Keterkaitan antar dokumen perencanaan berdasarkan Undang-undang Nomor 25 Tahun 2004
ini dapat digambarkan dalam skema sebagai berikut:
4. Materi muatan Peraturan Daerah telah diatur dengan jelas dalam UU No.10/2004 dan UU
No.32/2004. Pasal 12 UU No.10/2004 menyatakan:“Materi muatan Peraturan Daerah
adalah seluruh materi muatan dalam rangka penyelenggaraan otonomi daerah dan tugas
pembantuan, dan menampung kondisi khusus daerah serta penjabaran lebih lanjut peraturan
perundang-undangan yang lebih tinggi”.
Pasal 5 UU No.10 Tahun 2004 dan Pasal 138 UU No.32 Tahun 2004, menentukan materi
Perda harus memperhatikan asas materi muatan PUU antara lain asas keseimbangan,
keserasian, dan keselarasan, dan yang terpenting ketentuan Pasal 7 ayat (4) dan ayat (5) UU
No.10 Tahun 2004 dan Pasal 136 ayat (4) UU No.32 Tahun 2004 bahwa materi Perda dilarang
bertentangan dengan kepentingan umum dan/atau peraturan PUU yang lebih tinggi. Dalam
penjelasan Pasal 136 ayat (4) UU No.32 Tahun2004 dijelaskan bahwa ”bertentangan dengan
kepentingan umum” adalah kebijakan yang berakibat terganggunya kerukunan antar warga
masyarakat, terganggunya pelayanan umum, dan terganggunya ketentraman/ketertiban umum
serta kebijakan yang bersifat diskriminatif.

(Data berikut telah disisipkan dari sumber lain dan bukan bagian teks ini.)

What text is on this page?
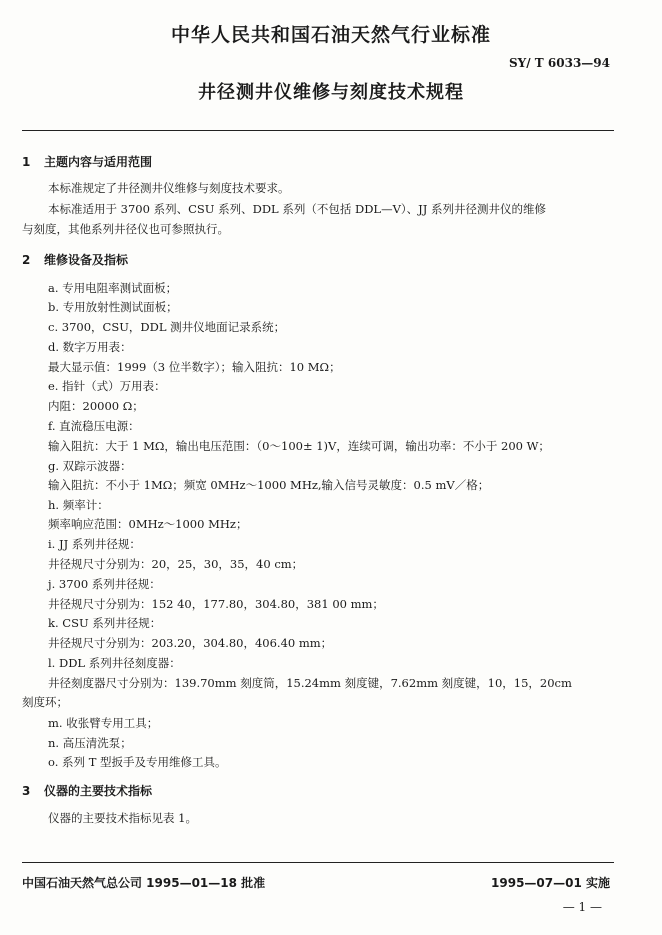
中华人民共和国石油天然气行业标准
SY/ T 6033—94
井径测井仪维修与刻度技术规程
1 主题内容与适用范围
本标准规定了井径测井仪维修与刻度技术要求。
本标准适用于 3700 系列、CSU 系列、DDL 系列（不包括 DDL—V）、JJ 系列井径测井仪的维修
与刻度，其他系列井径仪也可参照执行。
2 维修设备及指标
a. 专用电阻率测试面板；
b. 专用放射性测试面板；
c. 3700，CSU，DDL 测井仪地面记录系统；
d. 数字万用表：
最大显示值：1999（3 位半数字）；输入阻抗：10 MΩ；
e. 指针（式）万用表：
内阻：20000 Ω；
f. 直流稳压电源：
输入阻抗：大于 1 MΩ，输出电压范围：（0～100± 1)V，连续可调，输出功率：不小于 200 W；
g. 双踪示波器：
输入阻抗：不小于 1MΩ；频宽 0MHz～1000 MHz,输入信号灵敏度：0.5 mV／格；
h. 频率计：
频率响应范围：0MHz～1000 MHz；
i. JJ 系列井径规：
井径规尺寸分别为：20，25，30，35，40 cm；
j. 3700 系列井径规：
井径规尺寸分别为：152 40，177.80，304.80，381 00 mm；
k. CSU 系列井径规：
井径规尺寸分别为：203.20，304.80，406.40 mm；
l. DDL 系列井径刻度器：
井径刻度器尺寸分别为：139.70mm 刻度筒，15.24mm 刻度键，7.62mm 刻度键，10，15，20cm
刻度环；
m. 收张臂专用工具；
n. 高压清洗泵；
o. 系列 T 型扳手及专用维修工具。
3 仪器的主要技术指标
仪器的主要技术指标见表 1。
中国石油天然气总公司 1995—01—18 批准	1995—07—01 实施
— 1 —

Presiden melimpahkan kewenangan kepada Menteri sebagai koordinator pembinaan dan
pengawasan yang dilakukan oleh kementrian/lembaga pemerintah nonkementrian terhadap
penyelenggaraan Pemerintahan Daerah. Kementrian/lembaga pemerintah nonkementerian
melakukan pembinaan dan pengawasan yang bersifat teknis, sedangkan Kementerian
melaksanakan pembinaan dan pengawasan yang bersifat umum. Mekanisme tersebut
diharapkan mampu menciptakan harmonisasi antar kementerian/lembaga pemerintah
nonkementerian dalam melakukan pembinaan dan pengawasan penyelenggaraan
Pemerintahan Daerah secara keseluruhan.
Menurut saya, cara pemerintah pusat mengawasi Perda-perda kota yang berpotensi
menimbulkan perilaku diskriminatif di daerah tersebut diantaranya:
1) Pemerintah Pusat melakukan pembinaan, pengawasan, dan evaluasi terhadap perda yang
berpotensi menimbulkan diskriminasi
2) Dewan Perwakilan Rakyat Republik Indonesia melakukan pengawasan terhadap daerah
tempat perda tersebut dilaksanakan.
3) Dewan Perwakilan Daerah Republik Indonesia melakukan pengawasan terhadap daerah
subjek
4) Pemerintah Pusat menyampaikan perkembangan pembinaan, pengawasan, dan evaluasi
terhadap daerah subjek kepada DPR RI dan DPD RI
5) Pemerintah Pusat memberikan wewenang kepada pemerintah provinsi untuk tindakan
lebih lanjut
6) Jika diperlukan, pemerintah pusat bisa memberikan wewenang mengenai perda kepada
Mahkamah Konstitusi untuk dianalisa lebih lanjut dan diputuskan apakah perda tersebut
melanggar UU Nomor 32 Tahun 2004 atau tidak.